Emergency Stop
July 26th, 2006 at 20:24
I was driving through town earlier on my way back home from the Co-Op. It was a lovely sunny day, so my windows were down, and I was in an excellent mood- so I thought I’d turn up the volume on the car stereo. Yeah, Rock for Sustainable Capitalism by punk/thrash trio Propagandhi is the perfect summer tune.
The secondary objective of this was too look damn cool by listening to rock music whilst driving a car. My mum’s Ford Ka, in fact. Cough.
I fully intended to stop at traffic lights, lean back in my seat, one arm on the wheel, the other perched out of the window. All I’d have needed were sunglasses and a left hand drive car, so I’d be next to the pavement and able to say things like “Yo!” and “Sup!” to pedestrians.
As I was turning up the volume on Propagandhi all the way to ‘13′, I looked up and saw a the rear end of a car hurtling towards me at some speed. Moments later I realised that I was the one doing the hurtling, and I was a collision course with the car in front.
I’d been training for this moment ever since my driving instructor first cried “Stop!”, and tapped their hand on the dashboard. I slammed my feet on to the break and clutch as fast I could, and with a mighty screech, the car began to slow down a bit. After I’d floored both of the pedals, for what felt like hours but was probably just a fraction of a second, the car continued rolling. I was powerless to do anything as I saw the car in front continue to approach me, albeit at a constantly decreasing rate.

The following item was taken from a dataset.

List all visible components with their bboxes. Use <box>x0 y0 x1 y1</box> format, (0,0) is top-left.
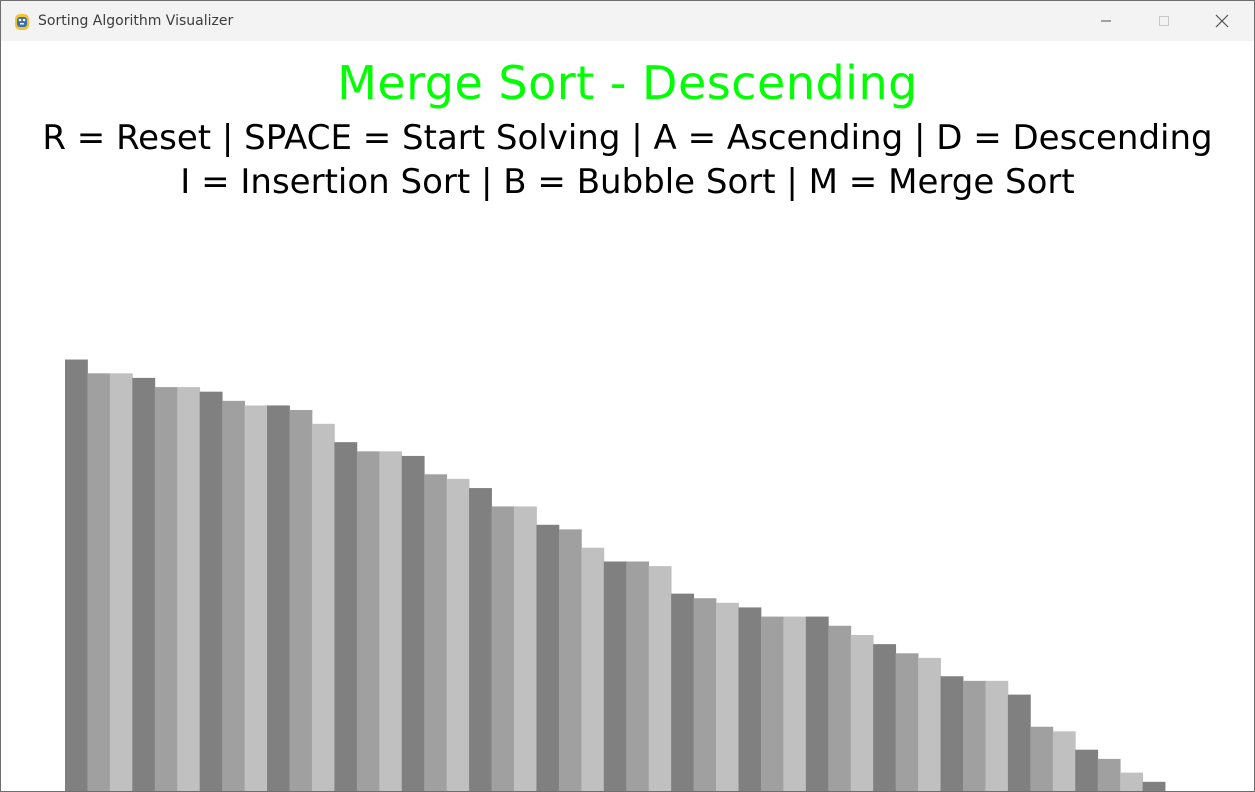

At the last microsecond, just before I rolled into the back of the car in front, causing the world’s most gentle collision, my car came to a halt. After spending a few seconds worrying that I might have done something wrong (like nearly causing an accident), I looked out of my right hand window to see an old man. He was a very stereotypical old man- he had a walking stick, was wearing a shirt and you could only see his lips when he had his mouth open, as if old age had sucked his skin slightly more into his mouth.
I was mortified. Here I was, the youth of today, driving apparently wrecklessly, listening to loud popular music. I’d just reconfirmed what the Daily Express has been telling him about the state of Blair’s Britain, and I was no better than a kid with an ASBO, or a chav with a car modified to have (illegal) blue lights, 50 wheels and a batmobile fin. I consider old people to essentially be the zeitgueist when it comes to judging young people, and I didn’t want this guy to think that he’d died in some war to let me drive dangerously whilst listening into unpatriotic music.
In a bid to patch things up, I looked at him, and he looked at me- he understandably looked a little surprise having just witnessed quite an exciting people of motoring. I raised my arm in what would have been a wave if I’d rotated my hand a bit and shouted “Sorry!” in a half hearted way. The fact that I’d not nearly crashed into him seemed irrelevant.
Thankfully, he raised his hand and walking stick and did what could best be described as an “old people smile”.
“Phew!”, I thought, “The reputation of young motorists everywhere, saved“.